I'm installing my backup camera as well today. Haven't measured the backup lights voltage but I'm sure it'll probably be 12 as well. If I may ask.. where are the wires you tapped into ? In the trunk.. maybe on the left side of the car somewhere ? Or did go IN the lid ?


----------



## b6driver (Jun 1, 2006)

NRGCC said:


> I'm installing my backup camera as well today. Haven't measured the backup lights voltage but I'm sure it'll probably be 12 as well. If I may ask.. where are the wires you tapped into ? In the trunk.. maybe on the left side of the car somewhere ? Or did go IN the lid ?


 I tapped mine to the 12v socket on the passenger side of the trunk


----------



## NRGCC (Apr 9, 2013)

b6driver said:


> I tapped mine to the 12v socket on the passenger side of the trunk


 Won't that power on the camera all the time ?


----------



## b6driver (Jun 1, 2006)

NRGCC said:


> Won't that power on the camera all the time ?


 when the car is on, yes. I figured that it had no moving parts, just basically a light sensor, and is cheap (ebay); so I'm not worried about the wear on the camera. The way I had it wired, I can do a replacement in less than 2 minutes if I have to. 

The problem I had with tapping into the reverse light is that when the car is not started, there is 12 plus volts on the line, but for some reason once the engine is running, there is not enough voltage for the camera to run as described by the issue in this thread. 

The 'correct' way to fix this is to run a relay from the 12v to the camera and use the reverse light as the trigger. 


edit: just to be clear, I have a license plate light camera, not the 'logo' cam


----------



## NRGCC (Apr 9, 2013)

So I ran my camera too today. Of course, I ran into the same problem as you. The way I solved it, for now, is to run a relay on the backup light line. Problem is. the relay turns on/off very quickly because of the pulsed output of the CECM (J519?) module. Solved THAT, by adding a 470uF capacitor in parallel with the relay's coil. But, I'm solving it the right way as soon as my "hid anti flicker" module comes in from Ebay. It's basically a FET transistor, a couple of resistors and a small capacitor that drive the relay for you. Seems more safe to me and for 6.99 it was worth not building my own. 

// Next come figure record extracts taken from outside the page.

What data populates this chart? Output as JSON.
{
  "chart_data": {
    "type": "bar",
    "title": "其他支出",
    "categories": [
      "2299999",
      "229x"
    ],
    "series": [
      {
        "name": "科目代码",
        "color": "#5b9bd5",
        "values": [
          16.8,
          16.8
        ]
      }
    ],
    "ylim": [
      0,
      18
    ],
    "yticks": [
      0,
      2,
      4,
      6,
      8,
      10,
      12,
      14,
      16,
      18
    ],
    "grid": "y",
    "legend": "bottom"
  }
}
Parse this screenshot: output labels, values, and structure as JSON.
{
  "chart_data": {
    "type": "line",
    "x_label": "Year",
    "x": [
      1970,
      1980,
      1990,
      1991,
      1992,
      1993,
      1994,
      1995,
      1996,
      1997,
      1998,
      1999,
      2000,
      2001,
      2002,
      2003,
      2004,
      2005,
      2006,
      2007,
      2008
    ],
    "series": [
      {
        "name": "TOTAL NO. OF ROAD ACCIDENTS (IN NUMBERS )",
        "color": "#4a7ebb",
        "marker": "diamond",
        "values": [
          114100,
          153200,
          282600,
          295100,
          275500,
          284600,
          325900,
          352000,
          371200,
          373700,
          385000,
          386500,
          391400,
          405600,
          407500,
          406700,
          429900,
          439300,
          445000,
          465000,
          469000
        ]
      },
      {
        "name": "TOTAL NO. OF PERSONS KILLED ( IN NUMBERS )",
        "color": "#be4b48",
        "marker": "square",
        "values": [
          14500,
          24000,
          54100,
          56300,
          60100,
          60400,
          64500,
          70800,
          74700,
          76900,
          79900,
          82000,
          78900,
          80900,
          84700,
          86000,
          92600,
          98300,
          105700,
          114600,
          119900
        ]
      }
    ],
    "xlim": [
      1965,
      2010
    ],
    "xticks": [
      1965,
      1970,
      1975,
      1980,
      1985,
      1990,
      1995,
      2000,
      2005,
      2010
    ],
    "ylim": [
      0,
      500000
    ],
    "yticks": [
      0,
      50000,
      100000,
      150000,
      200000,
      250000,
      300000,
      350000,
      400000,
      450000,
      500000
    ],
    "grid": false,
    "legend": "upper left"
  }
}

Anyway, I tapped into pin 1 of the B connector on the J519 module under the driver's side dash. Very easy to get to that connector, once you take the plastic panel under the dash off. Pin 1 is what goes to one of the backup lights, so it saves from having to run a line all the way from the back of the car to the front under the dash, where I have all the of the wiring of my rearview mirror monitor setup + front camera and now.. rear camera. It's sweet


----------